Large Language Models (LLMs) like ChatGPT learn in similar ways. Instead of cat pictures, they’re trained on vast amounts of text — mostly free online literature. Because different AI systems absorb different data, they produce different answers. When given a prompt, they pick the most likely response based on what they’ve learned. This is called generative AI.

Generative AI can’t think, feel, or understand emotions. It won’t replace humans, but it can make our work easier — a tool, not a replacement.

The shift to general AI and robotics
The next step for AI is “general AI” — a system that doesn’t exist yet, but would theoretically do anything a human can: talk, problem-solve, learn on its own, even get jokes or empathy. Think of Jarvis from Iron Man. But could it ever match the way we read a room, comfort a scared kid, or make a call that defies probabilities because “it’s the human thing to do”? That’s the big unknown.

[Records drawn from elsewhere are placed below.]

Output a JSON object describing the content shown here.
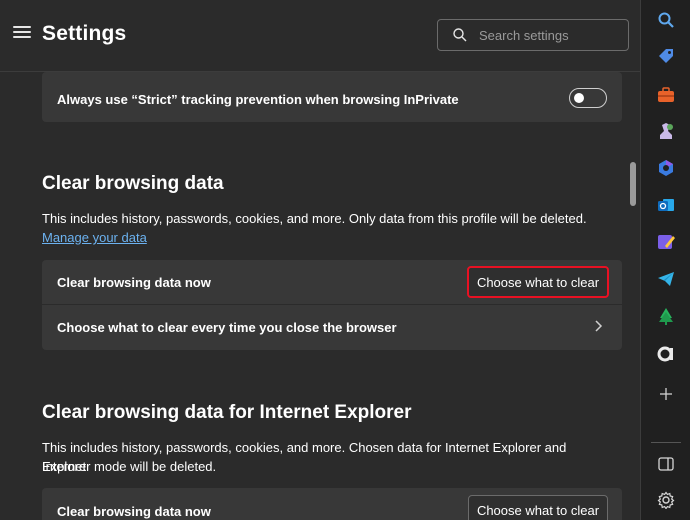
{
  "header": {
    "title": "Settings",
    "search_placeholder": "Search settings"
  },
  "tracking": {
    "label": "Always use “Strict” tracking prevention when browsing InPrivate",
    "toggle_on": false
  },
  "clear_section": {
    "title": "Clear browsing data",
    "description": "This includes history, passwords, cookies, and more. Only data from this profile will be deleted.",
    "manage_link": "Manage your data",
    "row_now_label": "Clear browsing data now",
    "row_now_button": "Choose what to clear",
    "row_close_label": "Choose what to clear every time you close the browser"
  },
  "ie_section": {
    "title": "Clear browsing data for Internet Explorer",
    "description_line1": "This includes history, passwords, cookies, and more. Chosen data for Internet Explorer and Internet",
    "description_line2": "Explorer mode will be deleted.",
    "row_now_label": "Clear browsing data now",
    "row_now_button": "Choose what to clear"
  },
  "sidebar": {
    "icons": [
      "search-icon",
      "shopping-tag-icon",
      "tools-briefcase-icon",
      "games-icon",
      "copilot-icon",
      "outlook-icon",
      "designer-icon",
      "telegram-icon",
      "tree-icon",
      "app-a-icon",
      "add-icon",
      "sidebar-toggle-icon",
      "settings-gear-icon"
    ]
  },
  "colors": {
    "highlight_border": "#e81123",
    "link": "#6cb2f0",
    "card_bg": "#383838",
    "page_bg": "#2b2b2b"
  }
}
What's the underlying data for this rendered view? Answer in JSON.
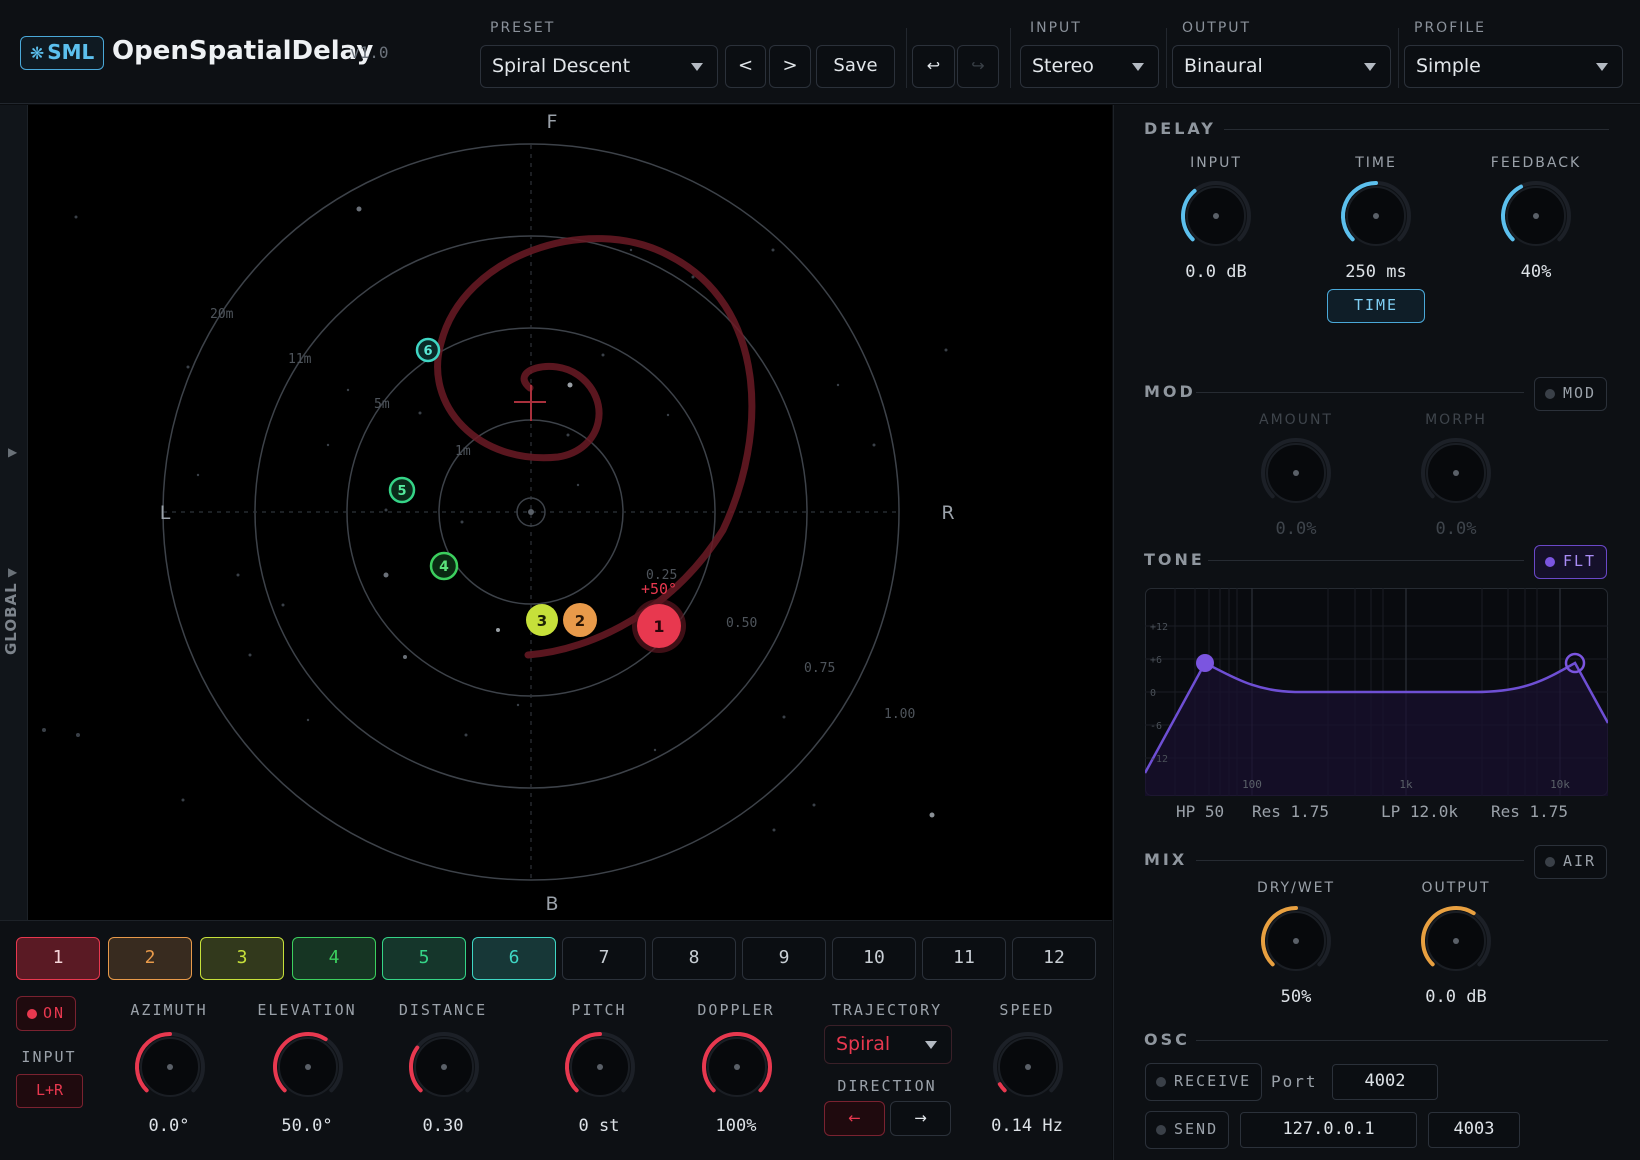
{
  "app": {
    "logo": "SML",
    "title": "OpenSpatialDelay",
    "version": "v1.0"
  },
  "header": {
    "preset": {
      "label": "PRESET",
      "value": "Spiral Descent",
      "prev": "<",
      "next": ">",
      "save": "Save",
      "undo": "↩",
      "redo": "↪"
    },
    "input": {
      "label": "INPUT",
      "value": "Stereo"
    },
    "output": {
      "label": "OUTPUT",
      "value": "Binaural"
    },
    "profile": {
      "label": "PROFILE",
      "value": "Simple"
    }
  },
  "sidebar": {
    "label": "GLOBAL"
  },
  "stage": {
    "compass": {
      "front": "F",
      "back": "B",
      "left": "L",
      "right": "R"
    },
    "ring_labels_m": [
      "20m",
      "11m",
      "5m",
      "1m"
    ],
    "ring_labels_norm": [
      "0.25",
      "0.50",
      "0.75",
      "1.00"
    ],
    "selected_angle": "+50°",
    "voices": [
      {
        "id": "1",
        "color": "#e8384f"
      },
      {
        "id": "2",
        "color": "#e89a4a"
      },
      {
        "id": "3",
        "color": "#c6e03a"
      },
      {
        "id": "4",
        "color": "#3ccf5e"
      },
      {
        "id": "5",
        "color": "#35d487"
      },
      {
        "id": "6",
        "color": "#3fd6c4"
      }
    ]
  },
  "delay": {
    "title": "DELAY",
    "knobs": [
      {
        "label": "INPUT",
        "value": "0.0 dB",
        "level": 0.35
      },
      {
        "label": "TIME",
        "value": "250 ms",
        "level": 0.5
      },
      {
        "label": "FEEDBACK",
        "value": "40%",
        "level": 0.4
      }
    ],
    "time_button": "TIME"
  },
  "mod": {
    "title": "MOD",
    "toggle": "MOD",
    "knobs": [
      {
        "label": "AMOUNT",
        "value": "0.0%"
      },
      {
        "label": "MORPH",
        "value": "0.0%"
      }
    ]
  },
  "tone": {
    "title": "TONE",
    "toggle": "FLT",
    "db_ticks": [
      "+12",
      "+6",
      "0",
      "-6",
      "-12"
    ],
    "freq_ticks": [
      "100",
      "1k",
      "10k"
    ],
    "readout": {
      "hp": "HP 50",
      "hp_res": "Res 1.75",
      "lp": "LP 12.0k",
      "lp_res": "Res 1.75"
    }
  },
  "mix": {
    "title": "MIX",
    "toggle": "AIR",
    "knobs": [
      {
        "label": "DRY/WET",
        "value": "50%",
        "level": 0.5
      },
      {
        "label": "OUTPUT",
        "value": "0.0 dB",
        "level": 0.62
      }
    ]
  },
  "osc": {
    "title": "OSC",
    "receive": "RECEIVE",
    "port_label": "Port",
    "receive_port": "4002",
    "send": "SEND",
    "send_host": "127.0.0.1",
    "send_port": "4003"
  },
  "voice_tabs": [
    "1",
    "2",
    "3",
    "4",
    "5",
    "6",
    "7",
    "8",
    "9",
    "10",
    "11",
    "12"
  ],
  "voice_tab_colors": [
    "#e8384f",
    "#e89a4a",
    "#c6e03a",
    "#3ccf5e",
    "#35d487",
    "#3fd6c4"
  ],
  "voice": {
    "on": "ON",
    "input_label": "INPUT",
    "input_value": "L+R",
    "knobs": [
      {
        "label": "AZIMUTH",
        "value": "0.0°",
        "level": 0.5
      },
      {
        "label": "ELEVATION",
        "value": "50.0°",
        "level": 0.62
      },
      {
        "label": "DISTANCE",
        "value": "0.30",
        "level": 0.3
      },
      {
        "label": "PITCH",
        "value": "0 st",
        "level": 0.5
      },
      {
        "label": "DOPPLER",
        "value": "100%",
        "level": 1.0
      },
      {
        "label": "SPEED",
        "value": "0.14 Hz",
        "level": 0.05
      }
    ],
    "trajectory": {
      "label": "TRAJECTORY",
      "value": "Spiral"
    },
    "direction": {
      "label": "DIRECTION",
      "left": "←",
      "right": "→"
    }
  },
  "colors": {
    "accent_blue": "#5cc0ee",
    "voice_red": "#e8384f",
    "mix_orange": "#e8a040",
    "filter_purple": "#7b55e0"
  }
}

Robotics, too, has a long way to go. Boston Dynamics’ bipedal robots can walk or climb stairs, but they’re no match for the chaos of a burning building, a collapsed structure, or a flooded street — environments where we thrive.

Ethical use of AI
Then there’s ethics: When do we let AI make life-or-death calls? Current LLMs sometimes “hallucinate” — make up info — because they prioritize sounding confident over being right. Could general AI do the same? We don’t know. In I, Robot, a robot saves Will Smith’s character over a child because it calculated better odds — a scenario that feels all too possible. But an AI would never grasp why we mow Mr. Smith’s lawn after taking him to the hospital, or stay late to help a family sort through fire-damaged photos. Those are the human touches that define our work.

What’s now — and next?
So if you’re worried about your job: Breathe. Even if general AI ever replaces us, it won’t happen in our lifetimes — and certainly not overnight. More likely, AI will join your crew as a helper: checking hydrants, filing reports, prepping incident plans — the tedious stuff that eats up time. That frees you up to do what matters most: respond, connect, lead.

For now, lean into it. AI is already making our days easier. Forward-thinking departments use LLMs to draft policies in hours instead of days. They drop spreadsheets into AI tools to get heatmaps, unit utilization stats, or analytics that once took hours of math. LLMs can even turn incident audio into transcripts, cross-check them with protocols, and draft after-action reports — all so you can focus on training, teamwork, or going home on time.

AI isn’t coming to take our jobs. It’s coming to let us do our jobs better — with more time for the human parts that no algorithm can replicate. And that’s a future worth getting excited about.